Actually there is a lot of SpaceX we don't know. Do you know what their main propulsion team is working on? I have heard all sorts of rumors and read past publications and it still isn't clear what the heck they are doing or what will come out. They have one other team working on SuperDraco. Probably the same guys who worked on Draco. They also have another team (probably a splinter of the main team) doing the Merlin 1D. Yet that still leaves a number of people in their staff I haven't heard about for a couple of years now. I doubt they are doing nothing, it is a for profit business after all, and there are several things they could be working on at a preliminary level. But it isn't clear what it is and what will come out.
Inflatable habitats were conceived by the Transhab project at NASA and Bigelow bought the right to use those patents. It would be a bit suicidal to compete against him using that technology given the tremendous head start he has.
The reason Blue Origin was selected for CCDev is kind of obvious. The ship design is different enough from the others (blunt biconic) that NASA was interested in funding it. However if you look at where most of the money was put into (CCDev 2) Blue Origin is only getting a minor chunk of the action compared with Boeing, SNC, or Space X. Not even a tenth of the money those companies are getting. Contrary to what you said ATK's proposal wasn't good. It was crap. Why? They are basically using the 'Stick' (Ares I-X lookalike) as a launcher. The 'Stick' proved to have major design flaws during the conducted tests. The test launch had vibrations higher than the limits NASA has mandated for flights carrying human passengers because of the solid propellant first stage. It also has awful failure modes because of the solid first stage. Their second stage is proposed to use a Vulcain 2 engine.

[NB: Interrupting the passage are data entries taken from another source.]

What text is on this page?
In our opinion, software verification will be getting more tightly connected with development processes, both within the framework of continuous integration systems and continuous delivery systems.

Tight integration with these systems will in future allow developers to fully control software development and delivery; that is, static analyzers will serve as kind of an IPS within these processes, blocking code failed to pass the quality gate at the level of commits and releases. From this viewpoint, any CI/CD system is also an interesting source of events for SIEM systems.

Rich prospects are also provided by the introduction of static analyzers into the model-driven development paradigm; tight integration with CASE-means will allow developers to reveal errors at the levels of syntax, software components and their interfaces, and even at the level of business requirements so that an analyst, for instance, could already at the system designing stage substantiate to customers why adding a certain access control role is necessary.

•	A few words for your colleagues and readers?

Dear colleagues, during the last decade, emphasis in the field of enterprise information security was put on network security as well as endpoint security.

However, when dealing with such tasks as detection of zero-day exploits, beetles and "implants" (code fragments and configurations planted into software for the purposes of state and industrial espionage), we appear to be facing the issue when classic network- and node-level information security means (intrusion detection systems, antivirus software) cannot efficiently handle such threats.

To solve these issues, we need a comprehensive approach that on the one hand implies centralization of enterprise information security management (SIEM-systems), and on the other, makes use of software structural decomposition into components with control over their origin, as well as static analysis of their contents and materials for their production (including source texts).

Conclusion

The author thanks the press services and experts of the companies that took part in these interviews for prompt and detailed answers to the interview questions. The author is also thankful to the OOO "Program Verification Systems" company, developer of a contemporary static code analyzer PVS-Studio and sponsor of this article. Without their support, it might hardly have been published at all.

Well that was originally developed as a first stage engine in Europe for Ariane 5 ECA. So it is kind of understandable why that would be a reason for concern as well. The capsule is a smaller version of Orion which has so far proven to have weight issues and is already being funded under the SLS contract. So ATK's proposal for CCDev has no technical or economic sense. SNC is being funded because they are working on a winged vehicle contrary to Boeing and SpaceX (or even Blue Origin) which are working on capsules.